Bien qu'elle ne soit pas obligatoire (sauf pour les salariés du secteur privé), souscrire à une complémentaire santé (souvent appelée "mutuelle") est considéré comme quasi indispensable. Est-ce bien raisonnable ?

La France bénéficie d'un système de santé de plus en plus contesté via l'Assurance Maladie (la Sécurité Sociale), qui est obligatoire pour tous les résidents. Elle couvre une part importante des frais médicaux.
Cependant, l'Assurance Maladie ne rembourse que très rarement 100 % des dépenses engagées. Le système est conçu pour fonctionner sur deux piliers : la base obligatoire et la couverture complémentaire.

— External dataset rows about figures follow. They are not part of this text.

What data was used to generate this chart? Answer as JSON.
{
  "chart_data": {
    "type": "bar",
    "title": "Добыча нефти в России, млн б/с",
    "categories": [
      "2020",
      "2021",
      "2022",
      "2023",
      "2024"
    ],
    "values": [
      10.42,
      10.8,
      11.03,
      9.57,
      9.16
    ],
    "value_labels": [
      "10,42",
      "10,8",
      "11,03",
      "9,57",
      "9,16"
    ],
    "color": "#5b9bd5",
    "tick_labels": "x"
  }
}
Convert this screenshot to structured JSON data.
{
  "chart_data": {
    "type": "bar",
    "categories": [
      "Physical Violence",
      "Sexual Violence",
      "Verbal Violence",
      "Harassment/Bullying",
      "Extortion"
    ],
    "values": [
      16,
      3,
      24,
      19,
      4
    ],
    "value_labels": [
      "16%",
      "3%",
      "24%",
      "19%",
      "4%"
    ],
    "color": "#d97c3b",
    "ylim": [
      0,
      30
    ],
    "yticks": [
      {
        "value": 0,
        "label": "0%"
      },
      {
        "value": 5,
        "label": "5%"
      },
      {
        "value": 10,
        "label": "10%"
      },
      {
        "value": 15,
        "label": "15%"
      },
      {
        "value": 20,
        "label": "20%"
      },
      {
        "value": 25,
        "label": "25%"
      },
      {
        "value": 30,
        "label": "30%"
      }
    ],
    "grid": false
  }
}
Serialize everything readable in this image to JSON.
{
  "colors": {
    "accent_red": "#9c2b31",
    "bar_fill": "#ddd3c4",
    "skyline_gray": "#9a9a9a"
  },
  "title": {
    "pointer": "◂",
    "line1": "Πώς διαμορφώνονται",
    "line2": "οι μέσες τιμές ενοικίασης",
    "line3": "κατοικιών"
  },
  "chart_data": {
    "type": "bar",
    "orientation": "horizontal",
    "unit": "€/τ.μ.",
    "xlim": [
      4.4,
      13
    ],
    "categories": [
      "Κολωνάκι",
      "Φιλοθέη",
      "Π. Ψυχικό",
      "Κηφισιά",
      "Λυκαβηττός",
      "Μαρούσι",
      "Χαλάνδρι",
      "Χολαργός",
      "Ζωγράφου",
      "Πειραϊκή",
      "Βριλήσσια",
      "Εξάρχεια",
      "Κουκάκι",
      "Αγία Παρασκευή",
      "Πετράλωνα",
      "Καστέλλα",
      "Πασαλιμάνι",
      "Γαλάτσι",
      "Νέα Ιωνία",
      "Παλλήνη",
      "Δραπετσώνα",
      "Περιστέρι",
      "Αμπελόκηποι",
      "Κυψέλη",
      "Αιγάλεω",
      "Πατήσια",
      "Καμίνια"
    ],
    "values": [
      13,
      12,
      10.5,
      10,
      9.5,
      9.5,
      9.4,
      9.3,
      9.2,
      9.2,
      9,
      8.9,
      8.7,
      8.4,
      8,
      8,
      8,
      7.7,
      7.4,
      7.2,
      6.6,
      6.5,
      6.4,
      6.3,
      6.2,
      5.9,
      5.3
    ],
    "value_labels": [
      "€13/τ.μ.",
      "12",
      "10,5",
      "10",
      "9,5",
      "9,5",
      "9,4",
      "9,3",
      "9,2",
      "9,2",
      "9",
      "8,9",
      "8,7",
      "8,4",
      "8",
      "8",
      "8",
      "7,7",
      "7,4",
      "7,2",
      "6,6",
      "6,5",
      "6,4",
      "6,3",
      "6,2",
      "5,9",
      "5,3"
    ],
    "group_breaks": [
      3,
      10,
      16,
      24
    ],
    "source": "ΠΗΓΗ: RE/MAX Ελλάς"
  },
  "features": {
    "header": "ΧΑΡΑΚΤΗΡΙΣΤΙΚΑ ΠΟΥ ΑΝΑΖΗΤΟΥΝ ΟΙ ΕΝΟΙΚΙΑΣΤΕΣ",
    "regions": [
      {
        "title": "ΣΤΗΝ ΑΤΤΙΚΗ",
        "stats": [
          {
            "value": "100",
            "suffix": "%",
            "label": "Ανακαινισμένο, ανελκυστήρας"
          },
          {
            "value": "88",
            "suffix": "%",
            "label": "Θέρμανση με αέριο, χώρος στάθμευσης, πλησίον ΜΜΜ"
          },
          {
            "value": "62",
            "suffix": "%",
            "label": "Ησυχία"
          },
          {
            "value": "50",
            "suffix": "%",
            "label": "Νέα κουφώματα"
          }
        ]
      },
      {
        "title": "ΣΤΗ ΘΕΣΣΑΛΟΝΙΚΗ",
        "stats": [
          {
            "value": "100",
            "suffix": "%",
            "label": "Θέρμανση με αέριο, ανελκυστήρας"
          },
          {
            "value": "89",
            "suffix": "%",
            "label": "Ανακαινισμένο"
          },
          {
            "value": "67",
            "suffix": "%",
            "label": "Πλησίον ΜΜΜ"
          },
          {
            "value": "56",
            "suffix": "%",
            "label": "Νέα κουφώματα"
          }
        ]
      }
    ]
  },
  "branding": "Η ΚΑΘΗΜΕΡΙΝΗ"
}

Le "reste à charge" : ce que vous payez sans mutuelle
Lorsque vous engagez des frais de santé, l'Assurance Maladie rembourse un pourcentage basé sur un tarif de référence (le tarif de convention). Sans complémentaire santé, vous devez payer la différence, appelée "reste à charge". Ce reste à charge comprend principalement :
- Le ticket modérateur : c'est la part du tarif de convention non couverte par la Sécurité Sociale. Par exemple, pour une consultation médicale standard, l'Assurance Maladie rembourse 70 % ; les 30 % restants constituent le ticket modérateur.
- Les dépassements d'honoraires : de nombreux médecins (notamment les spécialistes en "secteur 2") facturent au-delà du tarif de convention. Ces dépassements ne sont jamais pris en charge par l'Assurance Maladie.
- Le forfait journalier hospitalier : en cas d'hospitalisation, un forfait (environ 20 € par jour) est facturé pour l'hébergement et les repas. Il n'est pas remboursé par la Sécurité Sociale.
- Les soins coûteux et mal remboursés : les frais dentaires (prothèses, implants, orthodontie), optiques (lunettes, lentilles) et auditifs sont très faiblement remboursés par le régime de base.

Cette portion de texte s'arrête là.